Atmospheric chemistry of CHF2CF2OCH2CF3: Reactions with Cl atoms, fate of CHF2CF2OC•HCF3 radical, formation of OH radical and Criegee Intermediate

Abstract

Abstract The kinetics and mechanism for hydrogen abstraction reactions of CHF2CF2OCH2CF3 with Cl atoms were studied using the DFT-based M06-2X/6-311++G(d,p) quantum chemical method. The thermal rate coefficients for H-abstraction reactions were evaluated by canonical variational transition state theory along with the small curvature tunneling correction over the temperature range of 200–1000 K. A three-parameter model equation has been proposed to describe the temperature variation of rate coefficient as k(CHF2CF2OCH2CF3+Cl) = 5.24 × 10−22T3.2exp(-580/T)(in cm3 molecule−1s−1).

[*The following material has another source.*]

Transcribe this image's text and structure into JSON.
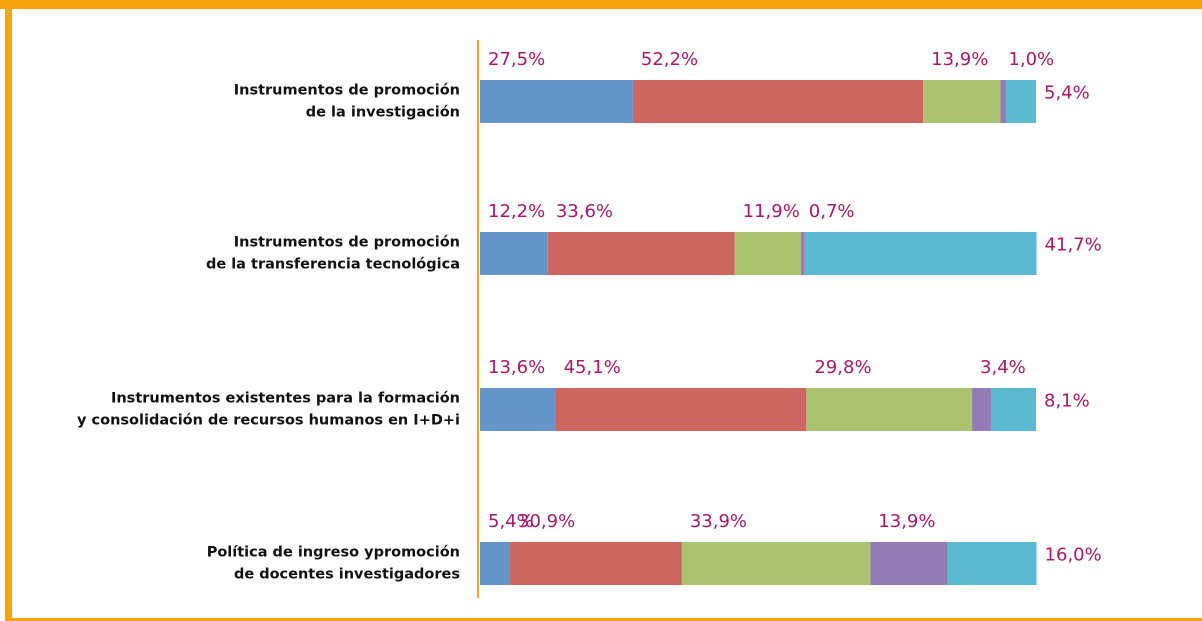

Atmospheric lifetime of CHF2CF2OCH2CF3 is estimated to be 3.10 years and global warming potentials at the 100-year time horizon is calculated as 601. The atmospheric fate of generated CHF2CF2OC•HCF3 radical are reported. The rate coefficient values for the reaction of important degradation products like CHF2CF2OCHO and CHF2CF2OOH with OH/Cl are also reported for the first time. Production of OH radicals from the unimolecular decomposition of CHF2CF2OC(OO•)HCF3 peroxy radical and the possible formation of Fluorinated Criegee Intermediate from self-reaction of RO2 radicals are discussed.